Es lo cierto que existe un dogma en las sociedades industriales que asocia el hartazgo a la opulencia. Ello podría explicar la tendencia a la obesidad en la etapa posindustrial. El hábito de ingerir más calorías de las que consumimos en nuestra actividad ordinaria es propio de los países ricos, pero se hace extensivo a las sociedades en vías de desarrollo. Para la psicología evolutiva este fenómeno de saciarse hasta sobrecargar las reservas energéticas, sobre todo a base de hidratos, tendría relación con un comportamiento ancestral en el ser humano. Nos remitiría a un tiempo remoto en el que los homínidos deambulaban por sabanas y tundras en busca de alimento. Es decir, la etapa de cazador-recolector (y carroñero, según algunos antropólogos) por la que atravesaron las sociedades humanas preagrícolas. La escasez de comida significaba vivir en una incertidumbre continua. De manera que no se sabía cuándo se volvería a comer. Así las cosas, cuando se encontraba alimento, la tendencia natural era hartarse hasta saciar la necesidad, incluso en exceso. Este comportamiento habría permanecido en la memoria de los humanos hasta nuestros días. La abundancia de alimento provocaría un consumo desmesurado más allá de las propias necesidades fisiológicas. Sería algo así como una respuesta genética y automática ante una infundada perspectiva de incerteza, pero el inconsciente -ya se sabe- no entiende de esas cosas y la tendencia es responder al instinto. Como si se desatara una memoria antigua en algún rincón del cerebro que parece ordenar al individuo: “¡Come, come, que mañana no se sabe!”

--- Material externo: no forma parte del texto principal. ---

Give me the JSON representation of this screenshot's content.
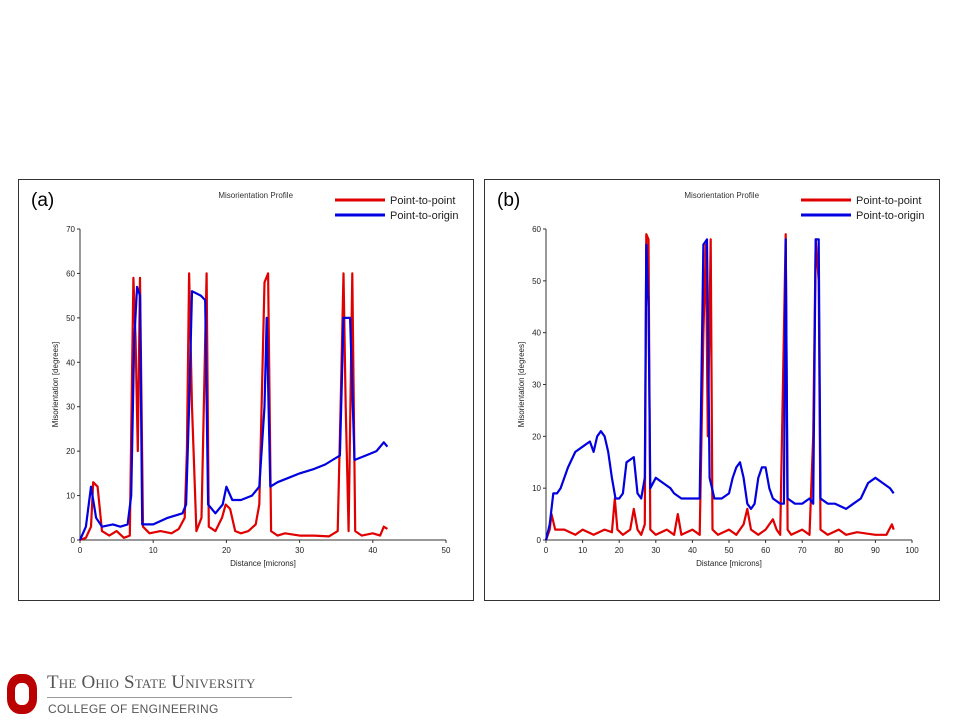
{
  "chart_data": [
    {
      "panel_label": "(a)",
      "type": "line",
      "title": "Misorientation Profile",
      "xlabel": "Distance [microns]",
      "ylabel": "Misorientation [degrees]",
      "xlim": [
        0,
        50
      ],
      "ylim": [
        0,
        70
      ],
      "xticks": [
        0,
        10,
        20,
        30,
        40,
        50
      ],
      "yticks": [
        0,
        10,
        20,
        30,
        40,
        50,
        60,
        70
      ],
      "legend_position": "top-right",
      "series": [
        {
          "name": "Point-to-point",
          "color": "#e00000",
          "points": [
            [
              0,
              0
            ],
            [
              0.8,
              0.5
            ],
            [
              1.5,
              3
            ],
            [
              1.8,
              13
            ],
            [
              2.4,
              12
            ],
            [
              3,
              2
            ],
            [
              4,
              1
            ],
            [
              5,
              2
            ],
            [
              6,
              0.5
            ],
            [
              6.8,
              1
            ],
            [
              7.3,
              59
            ],
            [
              7.6,
              45
            ],
            [
              7.9,
              20
            ],
            [
              8.2,
              59
            ],
            [
              8.6,
              3
            ],
            [
              9.5,
              1.5
            ],
            [
              11,
              2
            ],
            [
              12.5,
              1.5
            ],
            [
              13.5,
              2.5
            ],
            [
              14.3,
              5
            ],
            [
              14.6,
              20
            ],
            [
              14.9,
              60
            ],
            [
              15.3,
              30
            ],
            [
              15.9,
              2
            ],
            [
              16.6,
              5
            ],
            [
              17.3,
              60
            ],
            [
              17.6,
              3
            ],
            [
              18.5,
              2
            ],
            [
              19.4,
              5
            ],
            [
              19.9,
              8
            ],
            [
              20.5,
              7
            ],
            [
              21.2,
              2
            ],
            [
              22,
              1.5
            ],
            [
              23,
              2
            ],
            [
              24,
              3.5
            ],
            [
              24.5,
              8
            ],
            [
              25.2,
              58
            ],
            [
              25.7,
              60
            ],
            [
              26.1,
              2
            ],
            [
              27,
              1
            ],
            [
              28,
              1.5
            ],
            [
              30,
              1
            ],
            [
              32,
              1
            ],
            [
              34,
              0.8
            ],
            [
              35.2,
              2
            ],
            [
              35.6,
              30
            ],
            [
              36,
              60
            ],
            [
              36.3,
              30
            ],
            [
              36.7,
              2
            ],
            [
              37.2,
              60
            ],
            [
              37.6,
              2
            ],
            [
              38.5,
              1
            ],
            [
              40,
              1.5
            ],
            [
              41,
              1
            ],
            [
              41.5,
              3
            ],
            [
              42,
              2.5
            ]
          ]
        },
        {
          "name": "Point-to-origin",
          "color": "#0000e0",
          "points": [
            [
              0,
              0
            ],
            [
              0.8,
              3
            ],
            [
              1.5,
              12
            ],
            [
              2.2,
              5
            ],
            [
              3,
              3
            ],
            [
              4.5,
              3.5
            ],
            [
              5.5,
              3
            ],
            [
              6.5,
              3.5
            ],
            [
              7,
              10
            ],
            [
              7.4,
              45
            ],
            [
              7.8,
              57
            ],
            [
              8.2,
              55
            ],
            [
              8.5,
              3.5
            ],
            [
              10,
              3.5
            ],
            [
              12,
              5
            ],
            [
              14,
              6
            ],
            [
              14.5,
              8
            ],
            [
              14.9,
              30
            ],
            [
              15.3,
              56
            ],
            [
              16.5,
              55
            ],
            [
              17.1,
              54
            ],
            [
              17.5,
              8
            ],
            [
              18.5,
              6
            ],
            [
              19.5,
              8
            ],
            [
              20,
              12
            ],
            [
              20.8,
              9
            ],
            [
              22,
              9
            ],
            [
              23.5,
              10
            ],
            [
              24.5,
              12
            ],
            [
              25.2,
              30
            ],
            [
              25.5,
              50
            ],
            [
              26,
              12
            ],
            [
              27,
              13
            ],
            [
              28.5,
              14
            ],
            [
              30,
              15
            ],
            [
              32,
              16
            ],
            [
              33.5,
              17
            ],
            [
              34.5,
              18
            ],
            [
              35.5,
              19
            ],
            [
              36,
              50
            ],
            [
              36.9,
              50
            ],
            [
              37.5,
              18
            ],
            [
              39,
              19
            ],
            [
              40.5,
              20
            ],
            [
              41.5,
              22
            ],
            [
              42,
              21
            ]
          ]
        }
      ]
    },
    {
      "panel_label": "(b)",
      "type": "line",
      "title": "Misorientation Profile",
      "xlabel": "Distance [microns]",
      "ylabel": "Misorientation [degrees]",
      "xlim": [
        0,
        100
      ],
      "ylim": [
        0,
        60
      ],
      "xticks": [
        0,
        10,
        20,
        30,
        40,
        50,
        60,
        70,
        80,
        90,
        100
      ],
      "yticks": [
        0,
        10,
        20,
        30,
        40,
        50,
        60
      ],
      "legend_position": "top-right",
      "series": [
        {
          "name": "Point-to-point",
          "color": "#e00000",
          "points": [
            [
              0,
              0
            ],
            [
              1,
              2
            ],
            [
              1.5,
              5
            ],
            [
              2.5,
              2
            ],
            [
              5,
              2
            ],
            [
              8,
              1
            ],
            [
              10,
              2
            ],
            [
              13,
              1
            ],
            [
              16,
              2
            ],
            [
              18,
              1.5
            ],
            [
              18.8,
              8
            ],
            [
              19.5,
              2
            ],
            [
              21,
              1
            ],
            [
              23,
              2
            ],
            [
              24,
              6
            ],
            [
              25,
              2
            ],
            [
              26,
              1
            ],
            [
              27,
              3
            ],
            [
              27.4,
              59
            ],
            [
              28,
              58
            ],
            [
              28.5,
              2
            ],
            [
              30,
              1
            ],
            [
              33,
              2
            ],
            [
              35,
              1
            ],
            [
              36,
              5
            ],
            [
              37,
              1
            ],
            [
              40,
              2
            ],
            [
              42,
              1
            ],
            [
              43,
              40
            ],
            [
              43.7,
              57
            ],
            [
              44.2,
              20
            ],
            [
              45,
              58
            ],
            [
              45.5,
              2
            ],
            [
              47,
              1
            ],
            [
              50,
              2
            ],
            [
              52,
              1
            ],
            [
              54,
              3
            ],
            [
              55,
              6
            ],
            [
              56,
              2
            ],
            [
              58,
              1
            ],
            [
              60,
              2
            ],
            [
              62,
              4
            ],
            [
              63,
              2
            ],
            [
              64,
              1
            ],
            [
              65,
              40
            ],
            [
              65.5,
              59
            ],
            [
              66,
              2
            ],
            [
              67,
              1
            ],
            [
              70,
              2
            ],
            [
              72,
              1
            ],
            [
              73,
              20
            ],
            [
              73.7,
              58
            ],
            [
              74.5,
              50
            ],
            [
              75,
              2
            ],
            [
              77,
              1
            ],
            [
              80,
              2
            ],
            [
              82,
              1
            ],
            [
              85,
              1.5
            ],
            [
              90,
              1
            ],
            [
              93,
              1
            ],
            [
              94.5,
              3
            ],
            [
              95,
              2
            ]
          ]
        },
        {
          "name": "Point-to-origin",
          "color": "#0000e0",
          "points": [
            [
              0,
              0
            ],
            [
              1,
              3
            ],
            [
              2,
              9
            ],
            [
              3,
              9
            ],
            [
              4,
              10
            ],
            [
              6,
              14
            ],
            [
              8,
              17
            ],
            [
              10,
              18
            ],
            [
              12,
              19
            ],
            [
              13,
              17
            ],
            [
              14,
              20
            ],
            [
              15,
              21
            ],
            [
              16,
              20
            ],
            [
              17,
              17
            ],
            [
              18,
              12
            ],
            [
              19,
              8
            ],
            [
              20,
              8
            ],
            [
              21,
              9
            ],
            [
              22,
              15
            ],
            [
              24,
              16
            ],
            [
              25,
              9
            ],
            [
              26,
              8
            ],
            [
              27,
              12
            ],
            [
              27.4,
              57
            ],
            [
              28,
              45
            ],
            [
              28.5,
              10
            ],
            [
              30,
              12
            ],
            [
              32,
              11
            ],
            [
              34,
              10
            ],
            [
              35,
              9
            ],
            [
              37,
              8
            ],
            [
              40,
              8
            ],
            [
              42,
              8
            ],
            [
              43,
              57
            ],
            [
              44,
              58
            ],
            [
              44.7,
              12
            ],
            [
              46,
              8
            ],
            [
              48,
              8
            ],
            [
              50,
              9
            ],
            [
              51,
              12
            ],
            [
              52,
              14
            ],
            [
              53,
              15
            ],
            [
              54,
              12
            ],
            [
              55,
              7
            ],
            [
              56,
              6
            ],
            [
              57,
              7
            ],
            [
              58,
              12
            ],
            [
              59,
              14
            ],
            [
              60,
              14
            ],
            [
              61,
              10
            ],
            [
              62,
              8
            ],
            [
              64,
              7
            ],
            [
              65,
              7
            ],
            [
              65.5,
              58
            ],
            [
              66,
              8
            ],
            [
              68,
              7
            ],
            [
              70,
              7
            ],
            [
              72,
              8
            ],
            [
              73,
              7
            ],
            [
              73.7,
              58
            ],
            [
              74.5,
              58
            ],
            [
              75,
              8
            ],
            [
              77,
              7
            ],
            [
              79,
              7
            ],
            [
              82,
              6
            ],
            [
              84,
              7
            ],
            [
              86,
              8
            ],
            [
              88,
              11
            ],
            [
              90,
              12
            ],
            [
              92,
              11
            ],
            [
              94,
              10
            ],
            [
              95,
              9
            ]
          ]
        }
      ]
    }
  ],
  "footer": {
    "university": "The Ohio State University",
    "college": "COLLEGE OF ENGINEERING",
    "logo_color": "#bb0000"
  }
}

En la sociedad canaria, la cuestión puede ser más evidente. Piénsese solamente que nuestra historia -en el sentido que le da la disciplina académica- tendría poco más de 500 años. Somos un pueblo relativamente joven. En cinco siglos -lo que equivaldría más o menos a unas 20 generaciones de canarios- hemos pasado de la Edad de Piedra a la etapa posindustrial (sin casi experimentar todos los periodos de transición que se han dado en otras civilizaciones). Dicho de otro modo: hemos pasado de los petroglifos de Barranco Balos a los emoticonos a través del wasap casi en un abrir y cerrar de ojos. Es posible que hayamos evolucionado, pero también es probable que en nuestro cerebro hayan permanecido grabados los estándares de comportamiento preagrícolas, o acaso de un periodo agrícola precario que coexiste con costumbres de los cazadores-recolectores, en los que la escasez era la norma. Esta información genética que hunde sus raíces en un pasado remoto que va más allá de la historia conocida permanecería intacta en nosotros. Si a ello sumamos los malos hábitos alimenticios a base de dietas descompensadas, con consumo excesivo de carbohidratos, unidos al sedentarismo y añadimos la alteración de los horarios de las comidas impuestos progresivamente por la terciarización de la economía en los últimos años (amén de la memoria o síndrome de posguerra y otros mecanismos psicológicos concurrentes), tenemos como resultado una población con problemas de obesidad evidentes. Una sociedad que -inconscientemente- sigue a pie juntillas el dogma nuestras madres y abuelas que encierra el dicho comentado: “lo que no mata engorda”, “la gordura es hermosura” y toda una serie de loas que asimilan la obesidad a una virtud o a un recurso para estar sano y fuerte.

La respuesta de esta parte arcaica del cerebro, ante una situación de abundancia (o aunque “no estén las cosas para tirar voladores”, pero mientras haya?) es: “mejor hartarse porque mañana no se sabe”. Quizás por ello en la sociedad isleña el hartarse, hincharse (ambos pronunciados enfáticamente con h aspirada) o embostarse sean verbos tan frecuentemente asociados al comer.

En fin, que la simplicidad aparente de los dichos que el lector habrá escuchado en más de una ocasión podría encerrar mucha más enjundia -valga la expresión- de lo que parece.